The personal allowance is £11,850 for 2018/19 and increases to £12,500 for 2019/20. There is a reduction in the personal allowance for those with ‘adjusted net income’ over £100,000. The reduction is £1 for every £2 of income above £100,000. So for 2018/19 there is no personal allowance where adjusted net income exceeds £123,700. For 2019/20 there is no personal allowance available where adjusted net income exceeds £125,000.
The marriage allowance permits certain couples, where neither pays tax at more than the basic rate, to transfer 10% of their personal allowance to their spouse or civil partner.
The basic rate of tax is 20%. In 2018/19 the band of income taxable at this rate is £34,500 so that the threshold at which the 40% band applies is £46,350 for those who are entitled to the full personal allowance. In 2019/20 the basic rate band increases to £37,500 so that the threshold at which the 40% band applies is £50,000 for those who are entitled to the full personal allowance.
Individuals pay tax at 45% on their income over £150,000.
The tax on income (other than savings and dividend income) is different for taxpayers who are resident in Scotland to taxpayers resident elsewhere in the UK. The Scottish income tax rates and bands apply to income such as employment income, self-employed trade profits and property income.

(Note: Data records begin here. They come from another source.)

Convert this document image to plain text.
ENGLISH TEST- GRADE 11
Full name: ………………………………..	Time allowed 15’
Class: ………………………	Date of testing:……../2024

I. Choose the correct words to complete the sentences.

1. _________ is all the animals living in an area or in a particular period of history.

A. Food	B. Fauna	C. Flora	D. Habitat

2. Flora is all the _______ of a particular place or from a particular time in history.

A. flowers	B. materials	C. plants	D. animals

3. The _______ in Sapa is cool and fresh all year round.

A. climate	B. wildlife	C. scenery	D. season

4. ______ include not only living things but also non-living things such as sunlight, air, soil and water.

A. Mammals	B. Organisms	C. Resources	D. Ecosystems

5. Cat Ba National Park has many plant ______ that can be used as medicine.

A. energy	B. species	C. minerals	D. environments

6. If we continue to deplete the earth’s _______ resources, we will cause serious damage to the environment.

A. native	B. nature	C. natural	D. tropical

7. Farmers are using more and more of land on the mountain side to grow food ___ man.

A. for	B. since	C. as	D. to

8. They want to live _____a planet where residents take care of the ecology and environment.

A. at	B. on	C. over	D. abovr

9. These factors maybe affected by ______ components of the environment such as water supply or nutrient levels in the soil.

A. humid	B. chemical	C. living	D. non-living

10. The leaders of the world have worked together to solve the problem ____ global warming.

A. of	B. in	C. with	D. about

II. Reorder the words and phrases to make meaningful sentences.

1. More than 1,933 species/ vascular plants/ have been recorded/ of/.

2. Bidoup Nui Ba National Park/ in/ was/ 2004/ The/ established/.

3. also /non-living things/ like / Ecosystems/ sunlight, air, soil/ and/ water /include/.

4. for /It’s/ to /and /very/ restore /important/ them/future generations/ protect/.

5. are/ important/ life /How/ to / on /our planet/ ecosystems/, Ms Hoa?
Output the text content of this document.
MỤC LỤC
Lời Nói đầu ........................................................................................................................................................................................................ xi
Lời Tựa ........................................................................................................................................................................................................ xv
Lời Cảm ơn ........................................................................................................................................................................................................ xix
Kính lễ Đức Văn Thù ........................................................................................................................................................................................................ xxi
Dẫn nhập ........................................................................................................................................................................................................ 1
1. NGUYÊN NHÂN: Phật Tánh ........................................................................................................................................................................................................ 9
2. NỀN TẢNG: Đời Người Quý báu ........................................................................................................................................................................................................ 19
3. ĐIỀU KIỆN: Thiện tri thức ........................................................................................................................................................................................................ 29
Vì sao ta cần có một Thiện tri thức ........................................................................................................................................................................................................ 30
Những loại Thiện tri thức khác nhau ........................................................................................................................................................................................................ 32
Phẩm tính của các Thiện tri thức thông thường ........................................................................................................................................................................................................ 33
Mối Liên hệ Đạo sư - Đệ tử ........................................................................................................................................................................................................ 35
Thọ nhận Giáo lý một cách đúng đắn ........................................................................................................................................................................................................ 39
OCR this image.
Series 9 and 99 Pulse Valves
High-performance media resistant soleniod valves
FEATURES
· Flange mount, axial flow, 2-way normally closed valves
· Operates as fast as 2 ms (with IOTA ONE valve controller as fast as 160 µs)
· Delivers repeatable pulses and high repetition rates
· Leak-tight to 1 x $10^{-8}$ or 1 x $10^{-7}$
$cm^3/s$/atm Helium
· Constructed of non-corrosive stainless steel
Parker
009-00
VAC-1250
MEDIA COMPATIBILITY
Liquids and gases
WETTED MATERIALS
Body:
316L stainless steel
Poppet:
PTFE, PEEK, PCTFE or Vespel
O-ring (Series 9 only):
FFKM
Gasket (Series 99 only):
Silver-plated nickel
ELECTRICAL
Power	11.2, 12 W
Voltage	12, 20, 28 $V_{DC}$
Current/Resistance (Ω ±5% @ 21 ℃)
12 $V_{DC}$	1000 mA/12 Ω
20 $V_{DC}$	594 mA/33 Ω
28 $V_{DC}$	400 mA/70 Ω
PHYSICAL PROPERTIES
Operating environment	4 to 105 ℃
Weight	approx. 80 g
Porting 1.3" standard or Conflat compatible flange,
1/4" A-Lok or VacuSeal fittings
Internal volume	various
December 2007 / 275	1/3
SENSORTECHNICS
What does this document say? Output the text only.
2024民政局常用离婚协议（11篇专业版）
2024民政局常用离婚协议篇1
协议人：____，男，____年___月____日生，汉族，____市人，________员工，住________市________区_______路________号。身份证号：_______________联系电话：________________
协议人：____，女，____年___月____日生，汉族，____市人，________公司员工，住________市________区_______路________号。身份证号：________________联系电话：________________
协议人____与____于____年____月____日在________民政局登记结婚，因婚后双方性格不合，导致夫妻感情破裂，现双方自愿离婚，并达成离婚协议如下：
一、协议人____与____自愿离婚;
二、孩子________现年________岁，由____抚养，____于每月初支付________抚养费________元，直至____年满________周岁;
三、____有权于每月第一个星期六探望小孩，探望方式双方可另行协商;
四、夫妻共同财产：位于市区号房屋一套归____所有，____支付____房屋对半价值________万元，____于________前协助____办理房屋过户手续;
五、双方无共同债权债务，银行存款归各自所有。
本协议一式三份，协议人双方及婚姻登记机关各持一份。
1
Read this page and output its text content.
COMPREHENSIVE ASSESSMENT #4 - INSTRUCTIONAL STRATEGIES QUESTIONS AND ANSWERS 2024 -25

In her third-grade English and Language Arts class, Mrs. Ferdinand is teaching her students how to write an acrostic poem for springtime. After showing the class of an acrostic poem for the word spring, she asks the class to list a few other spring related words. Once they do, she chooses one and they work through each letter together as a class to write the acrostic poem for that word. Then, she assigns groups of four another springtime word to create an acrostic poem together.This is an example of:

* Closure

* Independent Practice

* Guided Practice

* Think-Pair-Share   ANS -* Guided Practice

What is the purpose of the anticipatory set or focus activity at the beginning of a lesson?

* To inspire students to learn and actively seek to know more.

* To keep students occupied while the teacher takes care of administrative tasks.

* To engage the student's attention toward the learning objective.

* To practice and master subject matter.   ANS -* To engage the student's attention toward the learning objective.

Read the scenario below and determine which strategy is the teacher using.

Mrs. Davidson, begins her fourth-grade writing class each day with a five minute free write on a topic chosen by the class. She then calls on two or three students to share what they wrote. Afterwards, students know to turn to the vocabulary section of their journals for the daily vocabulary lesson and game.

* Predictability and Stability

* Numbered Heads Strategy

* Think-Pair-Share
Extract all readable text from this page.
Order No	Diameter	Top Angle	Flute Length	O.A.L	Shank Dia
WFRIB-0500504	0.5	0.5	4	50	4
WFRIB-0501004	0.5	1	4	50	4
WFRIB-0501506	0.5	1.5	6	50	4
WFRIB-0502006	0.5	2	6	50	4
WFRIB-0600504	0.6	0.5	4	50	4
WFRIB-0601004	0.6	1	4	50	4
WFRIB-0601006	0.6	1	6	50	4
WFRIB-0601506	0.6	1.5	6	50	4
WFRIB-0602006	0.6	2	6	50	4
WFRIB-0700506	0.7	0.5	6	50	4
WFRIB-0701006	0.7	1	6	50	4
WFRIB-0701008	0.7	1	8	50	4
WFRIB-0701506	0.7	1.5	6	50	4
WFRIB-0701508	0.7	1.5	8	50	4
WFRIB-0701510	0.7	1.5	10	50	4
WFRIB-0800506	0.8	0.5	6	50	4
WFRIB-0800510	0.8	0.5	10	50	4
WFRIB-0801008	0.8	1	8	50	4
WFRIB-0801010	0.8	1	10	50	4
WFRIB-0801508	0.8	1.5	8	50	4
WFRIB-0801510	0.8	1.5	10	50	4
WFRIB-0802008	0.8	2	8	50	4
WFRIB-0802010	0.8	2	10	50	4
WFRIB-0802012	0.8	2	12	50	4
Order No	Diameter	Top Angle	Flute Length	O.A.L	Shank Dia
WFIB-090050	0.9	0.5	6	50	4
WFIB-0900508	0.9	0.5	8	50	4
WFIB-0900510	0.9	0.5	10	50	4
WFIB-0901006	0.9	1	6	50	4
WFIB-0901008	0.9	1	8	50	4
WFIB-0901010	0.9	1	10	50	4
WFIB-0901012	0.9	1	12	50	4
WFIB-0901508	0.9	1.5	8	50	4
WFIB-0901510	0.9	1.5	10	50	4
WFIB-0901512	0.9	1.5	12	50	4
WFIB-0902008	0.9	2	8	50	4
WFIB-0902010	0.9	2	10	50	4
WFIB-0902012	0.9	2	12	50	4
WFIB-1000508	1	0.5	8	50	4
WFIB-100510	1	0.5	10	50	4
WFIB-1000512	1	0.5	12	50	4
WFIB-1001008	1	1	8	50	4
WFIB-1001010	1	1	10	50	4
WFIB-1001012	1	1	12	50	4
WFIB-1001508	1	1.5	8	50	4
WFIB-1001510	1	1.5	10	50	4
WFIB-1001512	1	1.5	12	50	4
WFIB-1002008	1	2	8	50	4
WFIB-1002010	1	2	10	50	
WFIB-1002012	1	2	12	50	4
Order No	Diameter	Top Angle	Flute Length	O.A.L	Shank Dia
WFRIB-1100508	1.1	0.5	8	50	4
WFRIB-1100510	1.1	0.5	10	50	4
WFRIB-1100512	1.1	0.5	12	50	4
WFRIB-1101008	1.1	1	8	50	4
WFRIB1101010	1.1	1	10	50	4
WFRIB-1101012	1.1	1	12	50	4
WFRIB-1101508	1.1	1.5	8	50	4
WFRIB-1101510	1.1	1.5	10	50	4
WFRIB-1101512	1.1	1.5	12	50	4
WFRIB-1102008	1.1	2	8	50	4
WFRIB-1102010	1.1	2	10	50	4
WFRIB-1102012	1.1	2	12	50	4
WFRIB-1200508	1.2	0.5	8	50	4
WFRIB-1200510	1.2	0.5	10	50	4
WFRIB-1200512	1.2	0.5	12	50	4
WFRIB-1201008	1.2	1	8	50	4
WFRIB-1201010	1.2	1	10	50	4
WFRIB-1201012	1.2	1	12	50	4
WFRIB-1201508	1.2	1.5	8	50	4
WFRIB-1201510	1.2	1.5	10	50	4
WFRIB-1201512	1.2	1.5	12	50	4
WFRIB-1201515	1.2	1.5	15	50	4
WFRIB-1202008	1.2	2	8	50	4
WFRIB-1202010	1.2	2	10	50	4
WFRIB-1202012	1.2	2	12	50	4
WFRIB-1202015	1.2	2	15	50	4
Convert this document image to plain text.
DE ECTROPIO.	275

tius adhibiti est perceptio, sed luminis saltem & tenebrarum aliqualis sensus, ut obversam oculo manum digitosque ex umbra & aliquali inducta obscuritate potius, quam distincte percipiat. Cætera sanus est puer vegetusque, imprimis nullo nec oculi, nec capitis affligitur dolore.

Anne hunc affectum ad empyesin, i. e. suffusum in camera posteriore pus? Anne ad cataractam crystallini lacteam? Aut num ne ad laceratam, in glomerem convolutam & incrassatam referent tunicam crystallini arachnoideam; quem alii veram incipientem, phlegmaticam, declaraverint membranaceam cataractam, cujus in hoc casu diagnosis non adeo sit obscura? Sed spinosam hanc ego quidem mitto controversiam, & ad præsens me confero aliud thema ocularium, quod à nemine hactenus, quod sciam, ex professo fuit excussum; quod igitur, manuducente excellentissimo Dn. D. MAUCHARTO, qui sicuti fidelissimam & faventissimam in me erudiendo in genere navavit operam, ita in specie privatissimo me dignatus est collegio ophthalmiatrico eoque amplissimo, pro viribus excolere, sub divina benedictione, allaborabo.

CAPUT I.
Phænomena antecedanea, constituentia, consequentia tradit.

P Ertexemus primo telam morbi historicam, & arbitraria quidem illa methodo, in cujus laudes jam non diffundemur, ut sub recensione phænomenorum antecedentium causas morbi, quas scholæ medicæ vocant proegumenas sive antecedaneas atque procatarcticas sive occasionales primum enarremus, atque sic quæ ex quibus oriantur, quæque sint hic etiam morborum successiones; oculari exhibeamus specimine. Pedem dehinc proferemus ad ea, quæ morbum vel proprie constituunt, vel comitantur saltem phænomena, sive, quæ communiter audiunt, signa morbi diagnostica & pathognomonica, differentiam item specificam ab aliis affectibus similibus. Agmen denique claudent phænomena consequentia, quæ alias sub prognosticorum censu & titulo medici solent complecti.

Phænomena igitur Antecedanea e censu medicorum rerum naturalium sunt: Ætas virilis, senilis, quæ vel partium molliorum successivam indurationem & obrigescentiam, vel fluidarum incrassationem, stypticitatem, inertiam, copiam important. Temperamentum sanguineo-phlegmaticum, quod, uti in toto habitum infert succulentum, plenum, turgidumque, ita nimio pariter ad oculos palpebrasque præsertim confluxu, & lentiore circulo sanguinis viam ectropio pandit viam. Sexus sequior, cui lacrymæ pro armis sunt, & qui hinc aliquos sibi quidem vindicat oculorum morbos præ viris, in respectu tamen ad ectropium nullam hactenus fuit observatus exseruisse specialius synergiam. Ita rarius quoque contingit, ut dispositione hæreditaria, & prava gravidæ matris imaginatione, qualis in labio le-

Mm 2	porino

In 2018/19 and 2019/20 there are five income tax rates which range between 19% and 46%. Scottish taxpayers are entitled to the same personal allowance as individuals in the rest of the UK. The two higher rates are 41% and 46% rather than the 40% and 45% rates that apply to such income for other UK residents. For both 2018/19 and 2019/20, the threshold at which the 41% band applies is £43,430 for those who are entitled to the full personal allowance.
From April 2019, the Welsh Government has the right to vary the rates of income tax payable by Welsh taxpayers. The UK government has reduced each of the three rates of income tax paid by Welsh taxpayers by 10 pence. The Welsh Government has set the Welsh rate of income tax at 10 pence which will be added to the reduced rates. This means the tax payable by Welsh taxpayers continues to be the same as that payable by English and Northern Irish taxpayers.
HMRC has won a legal case over a contractor loan scheme endorsed by Hyrax Resourcing Ltd. As a result, HMRC will now be able to collect more than £40 million in unpaid taxes.
The scheme in question was a disguised remuneration avoidance scheme, which paid users in loans, rather than salaries, to avoid paying income tax and national insurance contributions on earnings.
Hyrax Resourcing Ltd will now be required to disclose details of the tax avoidance scheme, including the names and addresses of 1,180 individuals who used it. Failure to provide the relevant information could result in Hyrax Resourcing Ltd becoming liable for substantial penalties.
Financial Secretary to the Treasury, Mel Stride MP, said:
‘HMRC is cracking down on the unscrupulous promoters who sell these highly contrived tax avoidance loan schemes.
‘Promoters need to take note of this decision and make sure they contact HMRC urgently about schemes they haven’t yet disclosed.’